S&P lowered Navistar’s rating one notch to “CCC+” from “B-” on Oct. 7. It said it sees Navistar’s business-risk profile as “vulnerable” and its financial-risk profile as “highly leveraged.”



“The rating downgrades reflect our increased skepticism regarding Navistar’s prospects for achieving the market shares it needs for a successful business turnaround,” S&P credit analyst Sol Samson said in a statement.

While declining to respond directly to the S&P downgrade, Navistar spokeswoman Elissa Maurer pointed to the company’s September order intake as evidence of its “positive momentum” in regaining market share.

Navistar last week announced it received nearly 5,900 orders for Classes 6-8 trucks last month, its highest monthly total since December 2011.

“As far as regaining market share, we recognize that it’s still a top priority, but there is a positive trend,” she said.

S&P said it does not believe Navistar’s Class 8 market share will reach the 18% it believes the company needs for viability “anytime soon.”

Through August, Navistar’s 2013 share of U.S. Class 8 sales stood at 14.4%, according to WardsAuto.com.

Navistar also can’t depend on a robust truck market in 2014 and 2015, S&P said.

“While Standard & Poor’s is not forecasting a decline in the overall truck market, neither can we rule out a slump in the medium term,” the firm said.

Moody’s assessment painted a more positive picture.

The firm said it expects Navistar’s “successful” incorporation of Cummins engines to enable it to regain lost market share and that progress in addressing component failures in older engines will “significantly reduce” warranty expenses.

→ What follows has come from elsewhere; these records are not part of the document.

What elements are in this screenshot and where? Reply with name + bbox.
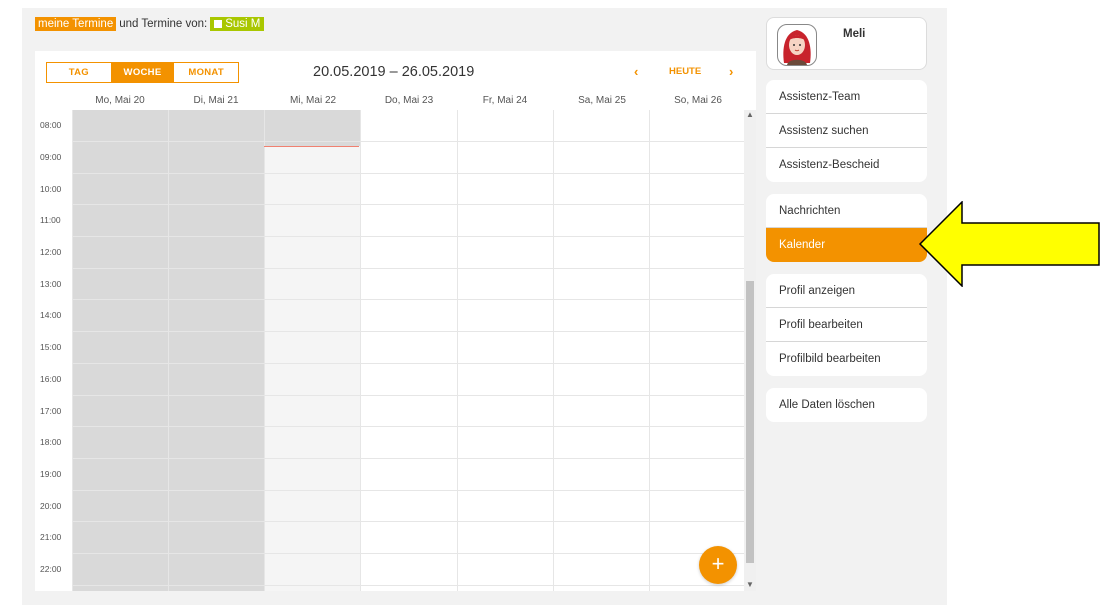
time-label: 21:00 [40, 532, 62, 542]
avatar [777, 24, 817, 66]
hour-line [72, 521, 744, 522]
time-label: 14:00 [40, 310, 62, 320]
profile-card[interactable]: Meli [766, 17, 927, 70]
hour-line [72, 395, 744, 396]
hour-line [72, 490, 744, 491]
time-label: 22:00 [40, 564, 62, 574]
previous-week-button[interactable]: ‹ [634, 64, 638, 79]
day-column-past[interactable] [168, 110, 264, 591]
time-label: 19:00 [40, 469, 62, 479]
hour-line [72, 236, 744, 237]
menu-item-profil-anzeigen[interactable]: Profil anzeigen [766, 274, 927, 308]
time-label: 13:00 [40, 279, 62, 289]
day-column[interactable] [649, 110, 744, 591]
time-label: 18:00 [40, 437, 62, 447]
day-column[interactable] [360, 110, 457, 591]
profile-name: Meli [843, 28, 866, 40]
day-column[interactable] [457, 110, 553, 591]
today-button[interactable]: HEUTE [669, 66, 701, 77]
time-label: 11:00 [40, 215, 61, 225]
menu-item-nachrichten[interactable]: Nachrichten [766, 194, 927, 228]
hour-line [72, 268, 744, 269]
hour-line [72, 299, 744, 300]
day-header: Mo, Mai 20 [95, 95, 145, 106]
menu-group-communication: Nachrichten Kalender [766, 194, 927, 262]
week-grid[interactable]: 08:00 09:00 10:00 11:00 12:00 13:00 14:0… [35, 110, 744, 591]
day-header: So, Mai 26 [674, 95, 722, 106]
menu-item-alle-daten-loeschen[interactable]: Alle Daten löschen [766, 388, 927, 422]
time-label: 09:00 [40, 152, 62, 162]
view-month-button[interactable]: MONAT [174, 63, 238, 82]
menu-item-kalender[interactable]: Kalender [766, 228, 927, 262]
view-week-button[interactable]: WOCHE [110, 63, 175, 82]
checkbox-icon[interactable] [214, 20, 223, 28]
menu-item-profil-bearbeiten[interactable]: Profil bearbeiten [766, 308, 927, 342]
hour-line [72, 363, 744, 364]
my-appointments-tag[interactable]: meine Termine [35, 17, 117, 31]
menu-group-data: Alle Daten löschen [766, 388, 927, 422]
hour-line [72, 204, 744, 205]
person-filter-label: Susi M [225, 18, 261, 30]
time-label: 17:00 [40, 406, 62, 416]
scroll-up-icon[interactable]: ▲ [744, 110, 756, 119]
menu-group-assistance: Assistenz-Team Assistenz suchen Assisten… [766, 80, 927, 182]
current-time-indicator [264, 146, 359, 147]
time-label: 20:00 [40, 501, 62, 511]
day-header: Fr, Mai 24 [482, 95, 528, 106]
hour-line [72, 173, 744, 174]
menu-item-profilbild-bearbeiten[interactable]: Profilbild bearbeiten [766, 342, 927, 376]
day-header: Sa, Mai 25 [578, 95, 626, 106]
time-label: 08:00 [40, 120, 62, 130]
time-label: 15:00 [40, 342, 62, 352]
menu-item-assistenz-bescheid[interactable]: Assistenz-Bescheid [766, 148, 927, 182]
day-column-today[interactable] [264, 110, 360, 591]
appointment-filter: meine Termine und Termine von: Susi M [35, 16, 265, 32]
day-header: Mi, Mai 22 [289, 95, 337, 106]
menu-item-assistenz-team[interactable]: Assistenz-Team [766, 80, 927, 114]
day-column-past[interactable] [72, 110, 168, 591]
hour-line [72, 426, 744, 427]
add-appointment-button[interactable]: + [699, 546, 737, 584]
calendar-card: TAG WOCHE MONAT 20.05.2019 – 26.05.2019 … [35, 51, 756, 591]
view-day-button[interactable]: TAG [47, 63, 111, 82]
person-filter-toggle[interactable]: Susi M [210, 17, 265, 31]
menu-group-profile: Profil anzeigen Profil bearbeiten Profil… [766, 274, 927, 376]
hour-line [72, 141, 744, 142]
appointments-from-label: und Termine von: [119, 18, 208, 30]
hour-line [72, 458, 744, 459]
day-header: Do, Mai 23 [384, 95, 434, 106]
calendar-scrollbar[interactable]: ▲ ▼ [744, 110, 756, 591]
day-header: Di, Mai 21 [193, 95, 239, 106]
next-week-button[interactable]: › [729, 64, 733, 79]
menu-item-assistenz-suchen[interactable]: Assistenz suchen [766, 114, 927, 148]
time-label: 10:00 [40, 184, 62, 194]
date-range-title: 20.05.2019 – 26.05.2019 [313, 64, 475, 80]
time-label: 12:00 [40, 247, 62, 257]
time-label: 16:00 [40, 374, 62, 384]
scroll-thumb[interactable] [746, 281, 754, 563]
hour-line [72, 331, 744, 332]
highlight-arrow-icon [918, 201, 1100, 287]
scroll-down-icon[interactable]: ▼ [744, 580, 756, 589]
hour-line [72, 553, 744, 554]
view-switcher: TAG WOCHE MONAT [46, 62, 239, 83]
day-headers: Mo, Mai 20 Di, Mai 21 Mi, Mai 22 Do, Mai… [72, 95, 747, 109]
hour-line [72, 585, 744, 586]
day-column[interactable] [553, 110, 649, 591]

“During the coming quarters, we expect to see clear evidence that Navistar is harvesting the anticipated benefits of these initiatives,” Moody’s said. “Progress should be reflected in the company’s monthly order book, its retail share position in both medium and heavy-truck sectors, and a decline in warranty charges.”

Fitch said it believes Navistar’s actions to revise its engine strategy and improve liquidity “could support stronger operating results and rebuild financial flexibility over the long term.”

Also on Oct. 7, Navistar announced a private offering of $200 million of senior subordinated convertible notes due in 2018. The company said it also would grant the initial buyers an option to purchase up to an additional $30 million of convertible notes.

Navistar, based in Lisle, Ill., said it intends to use the proceeds from the offering, along with $270 million in borrowings from its financing subsidiary, for “general corporate purposes,” which may include capital expenditures and repurchasing a portion of its outstanding convertible notes due 2014.

“That just helps us enhance liquidity,” Navistar spokesman Steve Schrier said. “We’ve said all along that strong liquidity has been a major focus of our turnaround.”

Moody’s described the new note offering as a “positive development in that it will provide additional liquidity until the anticipated operational improvements are more fully realized during the course of 2014 and the company’s operating cash flow turns positive.”